Although you wouldn’t guess it from reading Republican comments about “DC-style politics,” the Iowa Senate easily confirmed five other Branstad appointees yesterday: Ryan Wise as director of the Department of Education, Robert S. von Wolffradt as Chief Information Officer, and Helen Sinclair, Steve Sukup, and Dr. Christina Taylor for the State Judicial Nominating Commission. Wise drew just four no votes (Democrats Kevin Kinney and Bob Dvorsky, and Republicans Brad Zaun and Jake Chapman). The others were confirmed unanimously. Hogg introduced the Judicial Nominating Commission appointees and endorsed all of them as qualified for the job. Hogg is also running for U.S. Senate and couldn’t pass up the chance to do a little trolling of Senator Grassley after those votes:
Any relevant comments are welcome in this thread.
P.S.- GOP national delegate counters, take note: late last night, Miller-Meeks tweeted out a link to a commentary suggesting Carly Fiorina would be a good conservative compromise candidate for delegates to a brokered convention.

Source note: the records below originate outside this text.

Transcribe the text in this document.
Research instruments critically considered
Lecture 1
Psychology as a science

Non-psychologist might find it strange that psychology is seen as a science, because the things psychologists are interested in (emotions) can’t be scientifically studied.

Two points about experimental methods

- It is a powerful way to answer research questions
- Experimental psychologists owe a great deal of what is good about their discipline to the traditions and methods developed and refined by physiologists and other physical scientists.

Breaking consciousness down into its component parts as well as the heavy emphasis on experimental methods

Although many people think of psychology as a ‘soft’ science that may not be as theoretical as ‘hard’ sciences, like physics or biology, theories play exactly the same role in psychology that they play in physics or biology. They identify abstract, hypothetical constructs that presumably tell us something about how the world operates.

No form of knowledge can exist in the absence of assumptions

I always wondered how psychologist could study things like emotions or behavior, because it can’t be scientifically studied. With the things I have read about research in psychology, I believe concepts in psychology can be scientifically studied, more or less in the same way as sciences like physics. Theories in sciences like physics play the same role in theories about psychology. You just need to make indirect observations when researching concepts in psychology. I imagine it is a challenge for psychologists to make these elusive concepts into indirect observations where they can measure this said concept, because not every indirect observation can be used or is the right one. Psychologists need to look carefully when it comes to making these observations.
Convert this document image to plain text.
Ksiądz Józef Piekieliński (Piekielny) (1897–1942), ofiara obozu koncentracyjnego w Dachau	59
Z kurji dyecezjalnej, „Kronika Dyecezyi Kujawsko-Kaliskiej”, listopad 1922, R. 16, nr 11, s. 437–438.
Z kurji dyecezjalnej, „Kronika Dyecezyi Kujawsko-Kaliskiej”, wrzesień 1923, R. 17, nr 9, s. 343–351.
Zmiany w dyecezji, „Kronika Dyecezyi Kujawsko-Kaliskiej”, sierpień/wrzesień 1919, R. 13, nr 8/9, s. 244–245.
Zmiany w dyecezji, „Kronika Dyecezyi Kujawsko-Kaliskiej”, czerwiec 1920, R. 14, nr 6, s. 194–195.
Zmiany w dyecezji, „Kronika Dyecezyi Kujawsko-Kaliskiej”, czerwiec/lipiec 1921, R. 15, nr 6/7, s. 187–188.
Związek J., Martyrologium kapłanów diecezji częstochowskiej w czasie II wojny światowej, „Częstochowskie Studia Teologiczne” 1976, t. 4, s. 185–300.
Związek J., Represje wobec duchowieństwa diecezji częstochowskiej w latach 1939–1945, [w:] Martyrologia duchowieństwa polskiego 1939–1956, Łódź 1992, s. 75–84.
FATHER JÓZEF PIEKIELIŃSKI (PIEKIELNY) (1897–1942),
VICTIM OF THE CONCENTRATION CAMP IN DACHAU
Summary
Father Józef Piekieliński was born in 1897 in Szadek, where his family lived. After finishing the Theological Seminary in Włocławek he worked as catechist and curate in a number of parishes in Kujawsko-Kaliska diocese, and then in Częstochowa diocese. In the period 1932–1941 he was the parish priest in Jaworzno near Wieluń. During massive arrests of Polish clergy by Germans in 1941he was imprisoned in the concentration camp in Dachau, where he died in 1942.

UPDATE: Reader Shawn Harmsen reminded me that while Miller-Meeks headed the Department of Public Health, its employees refused to list non-birthing parents in same-sex couples on a child’s birth certificate or death certificate. LGBT couples had to sue to change that policy, years after the Iowa Supreme Court’s decision in Varnum v Brien granted marriage rights to same-sex couples. The Department of Public Health appealed a lower court ruling in favor of the couple seeking to have the non-birthing spouse listed on a birth certificate. The Iowa Supreme Court eventually found in favor of the plaintiffs, saying “the Department has been unable to identify a constitutionally adequate justification for refusing to list on a child’s birth certificate the nonbirthing spouse in a lesbian marriage, when the child was conceived using an anonymous sperm donor and was born to the other spouse during the marriage.”
SECOND UPDATE: A truly absurd press release from the Republican Party of Iowa on April 15.
Gronstal’s Political Agenda Hurts Iowa Families
This Thursday, the Iowa Senate rejected Mariannette Miller-Meeks, former Director of the Iowa Department of Public Health, to serve on the Iowa Hawk-I Board. The Iowa Hawk-I Board advises the state on health care coverage for uninsured children of working families.
Chairman Jeff Kaufmann said this about the decision: “Mike Gronstal and his partisan destructive attitude towards anyone that has a slight disagreement with him is not what the families of Iowa need. Mariannette Miller-Meeks is a healthcare professional who knows and understands the complicated healthcare system. Allowing politics to get in the way of this nomination is Gronstal’s way of asserting his political agenda. In the end, the only people who lose are Iowa families.”
Under Gronstal’s leadership, the Iowa Senate has confirmed hundreds of Branstad appointees–many of whom disagree with Democrats on any number of policies.
An Iowa GOP State Central Committee member is never going to provide serious oversight on behalf of the 37,000 kids on HAWK-I.